As delayed by several years, UN pushes Nepal to amend transitional justice act in a strongly worded letter recently.
As per reported, A little over a month after Foreign Minister Pradeep Gyawali assured the international community that Nepal would amend its Transitional Justice Act in line with the Supreme Court ruling and international commitments, the United Nations has expressed its serious concern over the selection process of new leadership in the two transitional justice commissions and the delay in Act amendment.
The United Nations has asked the Nepal government to recall the ruling from the country’s Supreme Court. In 2015, the Supreme Court had struck down the amnesty provision and said the consent of the victims was necessary for any reconciliation.

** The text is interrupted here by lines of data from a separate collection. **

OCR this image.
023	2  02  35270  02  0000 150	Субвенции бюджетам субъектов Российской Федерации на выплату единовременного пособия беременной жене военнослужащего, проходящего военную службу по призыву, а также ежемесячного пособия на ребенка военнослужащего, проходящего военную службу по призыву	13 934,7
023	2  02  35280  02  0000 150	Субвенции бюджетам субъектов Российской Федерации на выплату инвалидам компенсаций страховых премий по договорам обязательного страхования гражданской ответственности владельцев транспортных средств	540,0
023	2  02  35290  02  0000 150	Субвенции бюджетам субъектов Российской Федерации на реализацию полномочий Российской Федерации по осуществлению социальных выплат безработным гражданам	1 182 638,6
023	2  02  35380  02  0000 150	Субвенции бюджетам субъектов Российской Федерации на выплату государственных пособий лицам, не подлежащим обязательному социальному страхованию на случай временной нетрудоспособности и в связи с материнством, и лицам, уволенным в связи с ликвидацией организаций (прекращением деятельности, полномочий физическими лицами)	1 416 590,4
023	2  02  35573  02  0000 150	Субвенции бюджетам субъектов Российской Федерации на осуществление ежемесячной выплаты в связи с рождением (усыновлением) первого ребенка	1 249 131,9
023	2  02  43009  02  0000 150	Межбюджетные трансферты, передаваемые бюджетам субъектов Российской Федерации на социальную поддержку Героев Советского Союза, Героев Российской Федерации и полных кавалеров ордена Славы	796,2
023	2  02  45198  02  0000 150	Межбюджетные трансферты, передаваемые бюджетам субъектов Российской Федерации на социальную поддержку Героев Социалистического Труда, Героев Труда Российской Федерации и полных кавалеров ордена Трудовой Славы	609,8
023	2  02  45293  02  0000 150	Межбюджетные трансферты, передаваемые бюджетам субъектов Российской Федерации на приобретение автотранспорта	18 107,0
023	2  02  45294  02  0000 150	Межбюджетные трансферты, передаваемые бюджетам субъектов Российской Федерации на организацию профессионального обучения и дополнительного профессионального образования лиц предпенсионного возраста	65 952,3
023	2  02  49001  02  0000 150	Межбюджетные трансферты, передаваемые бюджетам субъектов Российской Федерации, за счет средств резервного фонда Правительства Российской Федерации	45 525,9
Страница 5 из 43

The letter also has reminded Gyawali of his address to the Human Rights Council in Geneva last month, in which he said the transitional justice laws would be amended as guided by the Comprehensive Peace Accord, the Supreme Court directives, and international commitments.
UN officials, in a 10-page letter, also reminded the Foreign Ministry of their repeated requests for a visit by the Special Rapporteur
Gyawali had also assured that there would be no blanket amnesty in the cases of serious violations of human rights.
The strongly-worded letter from the UN has also nudged Nepali officials about the pending requests for a visit from the Special Rapporteur. “We look forward to receiving your invitation to visit the country soon,” the statement said.
The rapporteurs also have sought government’s clarification on any measure it has taken or intends to take to make the two transitional justice bodies more effective.
An official at the Ministry of Foreign Affairs, who spoke on condition of anonymity because he was not allowed to discuss the letter with the media, confirmed that the letter from the UN was still at the Permanent Mission of Nepal in Geneva and that it would be dispatched to Kathmandu soon. The official also said that the ministry would decide whether to reply to the concerns after reading upon it.
However, ministry spokesperson Bharat Raj Paudyal said he had no official information about the letter.
Human rights advocates say the government should take heed of observations from the United Nations and address them as much as possible.
“This is also the reflection of how the world perceives our government,” said Charan Prasain, a human rights defender. “The government must be serious before the transitional justice issues get internationalized.”
Nepal had long suffered from civil war and other violations inside the country and whoever ruled the country, it has never complied with international justice system.